Geopolitik Memanas, Rupiah Berpotensi Tembus Rp 18.000 per Dolar AS
Poin Penting
|
JAKARTA, investortrust.id – Nilai tukar rupiah diproyeksikan masih berada dalam tekanan dan berpotensi mendekati level Rp 18.000 per dolar Amerika Serikat (AS) pada pembukaan perdagangan Jumat (29/5/2026). Tekanan tersebut dipicu kombinasi sentimen eksternal dan internal yang dinilai semakin membebani mata uang Garuda.
Berdasarkan pantauan pasar pagi ini, rupiah berada di level Rp 17.855,5 per dolar AS atau melemah sekitar 54,5 poin. Bahkan dalam pergerakan intraday, rupiah sempat menyentuh kisaran Rp 17.870 per dolar AS.
“Ada kemungkinan pembukaan pasar besok di hari Jumat rupiah ini akan mendekati level Rp 18.000,” kata Pengamat pasar uang dan komoditas Ibrahim Assuaibi kepada wartawan Kamis, (28/5/2026).
Menurut dia, tekanan terbesar datang dari meningkatnya tensi geopolitik global, khususnya di Timur Tengah dan Eropa Timur. Konflik yang melibatkan Amerika Serikat dan Iran dinilai meningkatkan kekhawatiran pasar terhadap gangguan distribusi energi dunia.
Ia menilai potensi eskalasi konflik di kawasan Timur Tengah dapat memicu lonjakan harga minyak dunia, terutama apabila ketegangan di Selat Hormuz semakin meningkat.
“Ketegangan di Timur Tengah ini kemungkinan besar akan memicu harga minyak naik. Saat ini harga minyak kembali di atas US$ 92 bahkan mendekati US$ 96 untuk WTI,” katanya.
Baca Juga
Kenaikan harga minyak tersebut, lanjut Ibrahim, berpotensi meningkatkan inflasi global, termasuk di Amerika Serikat. Kondisi itu membuat pasar memperkirakan bank sentral AS atau Federal Reserve akan mempertahankan suku bunga tinggi lebih lama.

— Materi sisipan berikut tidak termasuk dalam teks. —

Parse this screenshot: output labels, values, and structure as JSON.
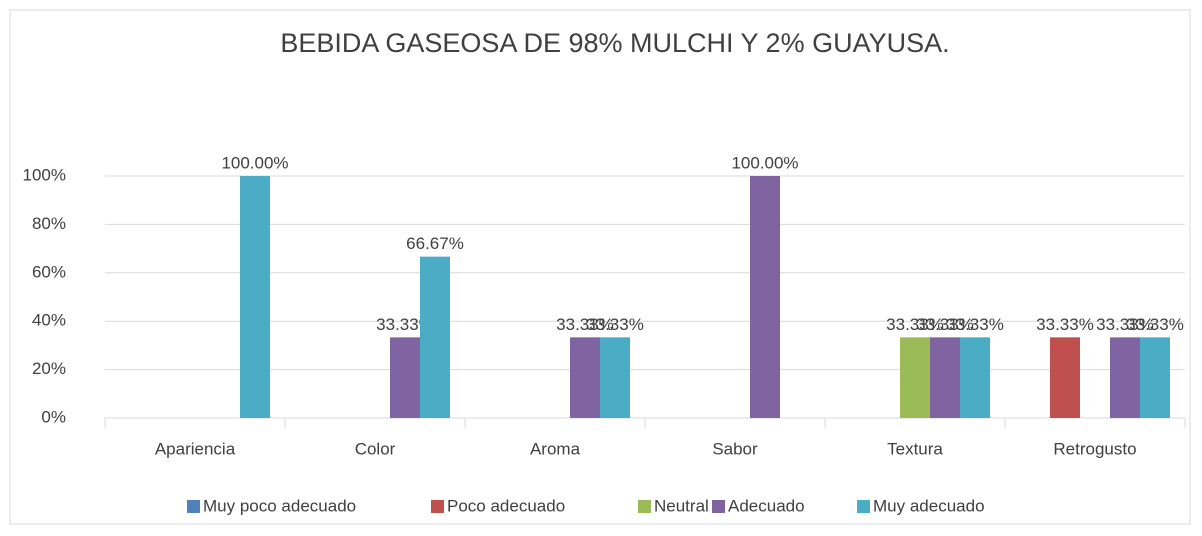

“Nah oleh karena itu inflasi kemungkinan besar akan terus mengalami kenaikan di Amerika, bukan di Amerika saja tapi secara global. Indikasi ini yang membuat dolar kembali mengalami penguatan,” ucap Ibrahim.
Selain faktor eksternal, Ibrahim juga menyoroti sejumlah tekanan dari dalam negeri yang dinilai memperburuk pelemahan rupiah. Mulai dari kenaikan kebutuhan dolar untuk impor minyak, pembayaran dividen, perpindahan dana masyarakat ke valuta asing, hingga pembayaran utang jatuh tempo.
Ia juga menyinggung persoalan tata kelola program pemerintah yang dinilai memicu kekhawatiran investor asing terhadap kondisi fiskal nasional.
“Investor asing ketakutan dan membuat arus modal asing keluar cukup deras pada saat libur panjang ini,” ujar dia.
Menurut Ibrahim, Bank Indonesia memang terus melakukan intervensi untuk menjaga stabilitas rupiah. Namun, tekanan eksternal dan internal yang terjadi secara bersamaan membuat ruang stabilisasi menjadi semakin terbatas.
“Kekuatan Bank Indonesia untuk melakukan intervensi ini sudah sekuat mungkin, tetapi kita harus tahu bahwa kekuatan eksternal dan internal ini cukup besar. Wajar kalau seandainya rupiah mengalami pelemahan,” tuturnya.